Dans ce contexte, le pôle « Genre, sexualités et santé sexuelle » de l'Ifop a réalisé pour le site d'information et de conseils VieHealthy.com une vaste enquête permettant d'observer l'évolution des pratiques des Européennes en matière de nudité sur les plages en été tout en faisant le point sur le degré d'acceptation sociale du nu et des diverses formes de voilement et dévoilement des corps dans les lieux publics (ex : naturisme, monokini, burkini...).

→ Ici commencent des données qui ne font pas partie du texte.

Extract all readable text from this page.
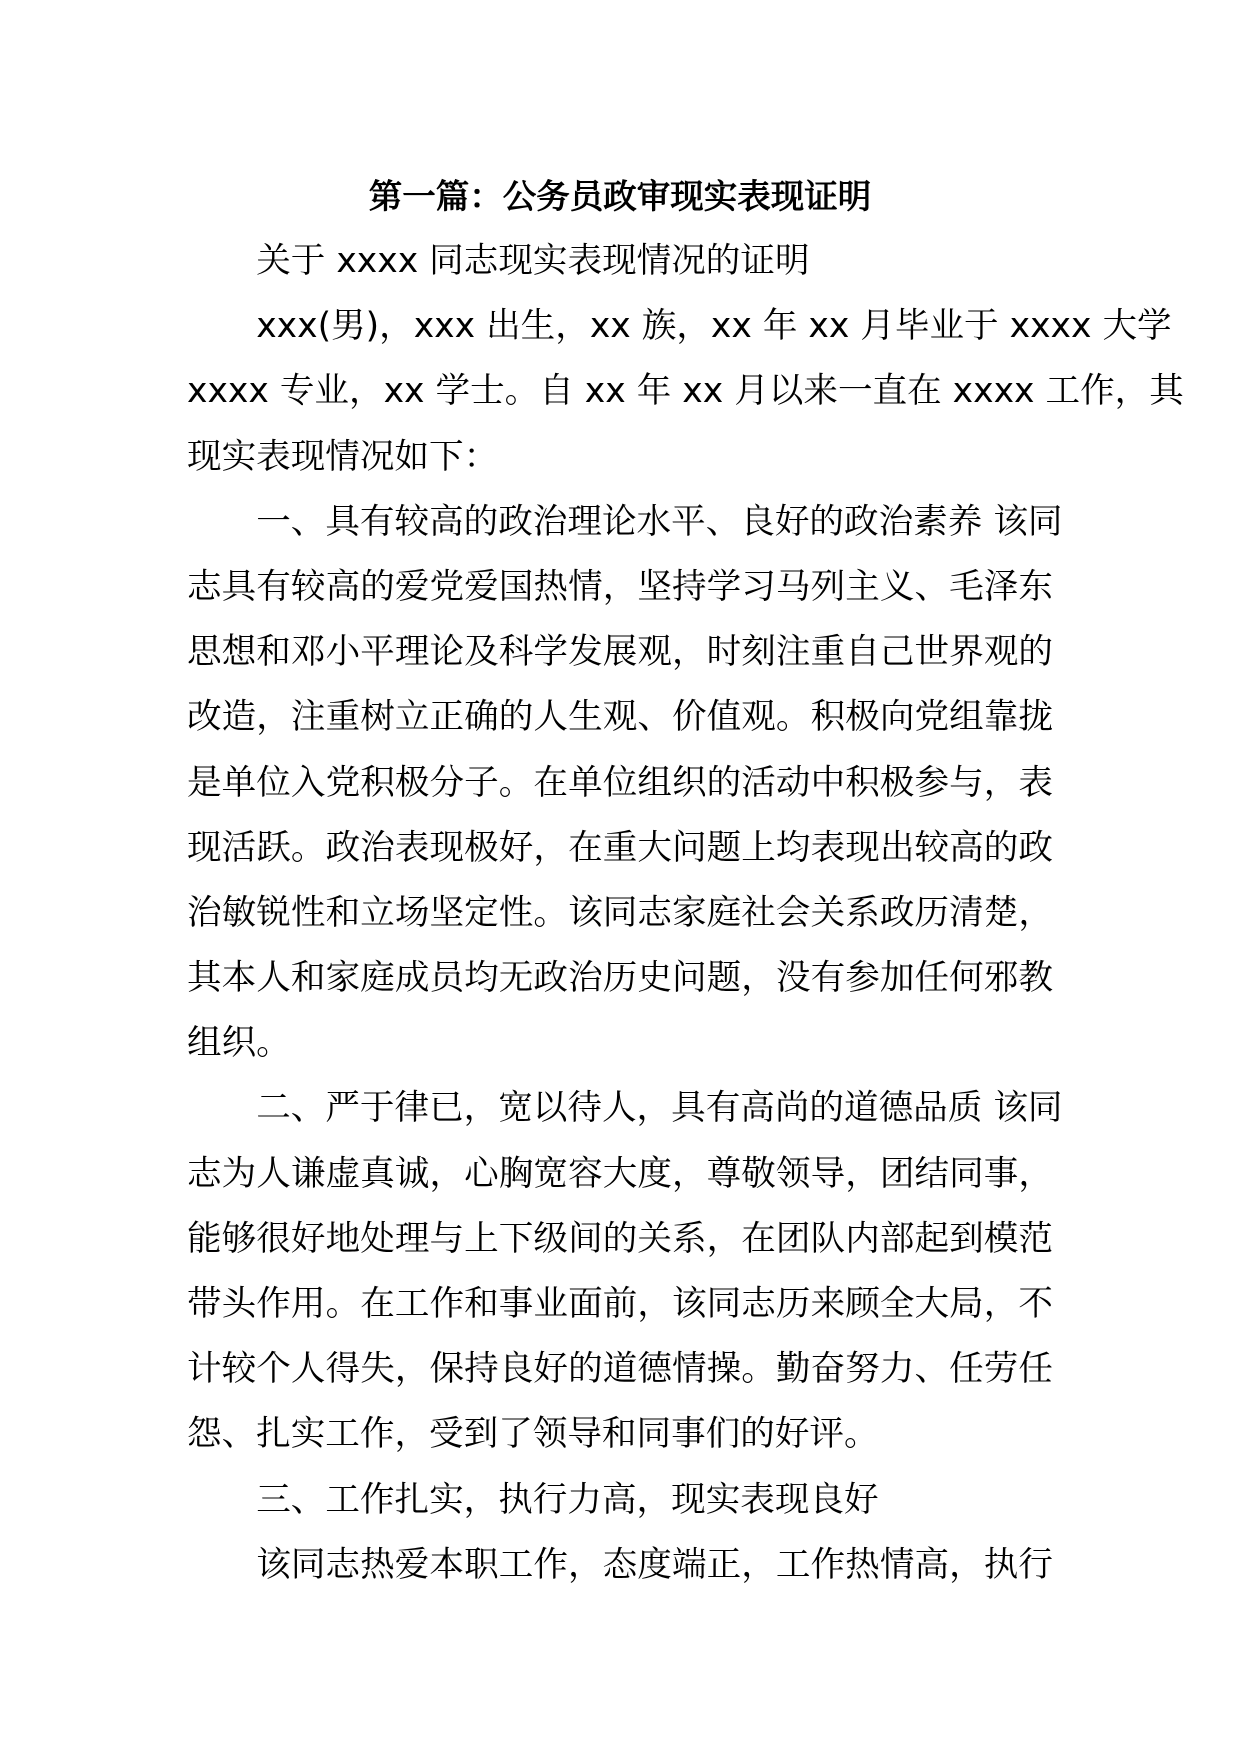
第一篇：公务员政审现实表现证明
关于 xxxx 同志现实表现情况的证明
xxx(男)，xxx 出生，xx 族，xx 年 xx 月毕业于 xxxx 大学
xxxx 专业，xx 学士。自 xx 年 xx 月以来一直在 xxxx 工作，其
现实表现情况如下：
一、具有较高的政治理论水平、良好的政治素养 该同
志具有较高的爱党爱国热情，坚持学习马列主义、毛泽东
思想和邓小平理论及科学发展观，时刻注重自己世界观的
改造，注重树立正确的人生观、价值观。积极向党组靠拢
是单位入党积极分子。在单位组织的活动中积极参与，表
现活跃。政治表现极好，在重大问题上均表现出较高的政
治敏锐性和立场坚定性。该同志家庭社会关系政历清楚，
其本人和家庭成员均无政治历史问题，没有参加任何邪教
组织。
二、严于律已，宽以待人，具有高尚的道德品质 该同
志为人谦虚真诚，心胸宽容大度，尊敬领导，团结同事，
能够很好地处理与上下级间的关系，在团队内部起到模范
带头作用。在工作和事业面前，该同志历来顾全大局，不
计较个人得失，保持良好的道德情操。勤奋努力、任劳任
怨、扎实工作，受到了领导和同事们的好评。
三、工作扎实，执行力高，现实表现良好
该同志热爱本职工作，态度端正，工作热情高，执行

Réalisée auprès de 5 000 Européennes (dont 1000 Françaises), cette étude confirme la baisse de la pratique du topless en France et en Europe tout en apportant des informations précieuses sur les freins à l'exposition de leur corps, les jeunes femmes expliquant avant tout le couvrement de leur poitrine par la crainte d'attiser le désir des hommes et d'être l'objet d'agression physique ou sexuelle, signe que la « pression sexuelle » qui s'exerce sur elles toute l'année continue en été.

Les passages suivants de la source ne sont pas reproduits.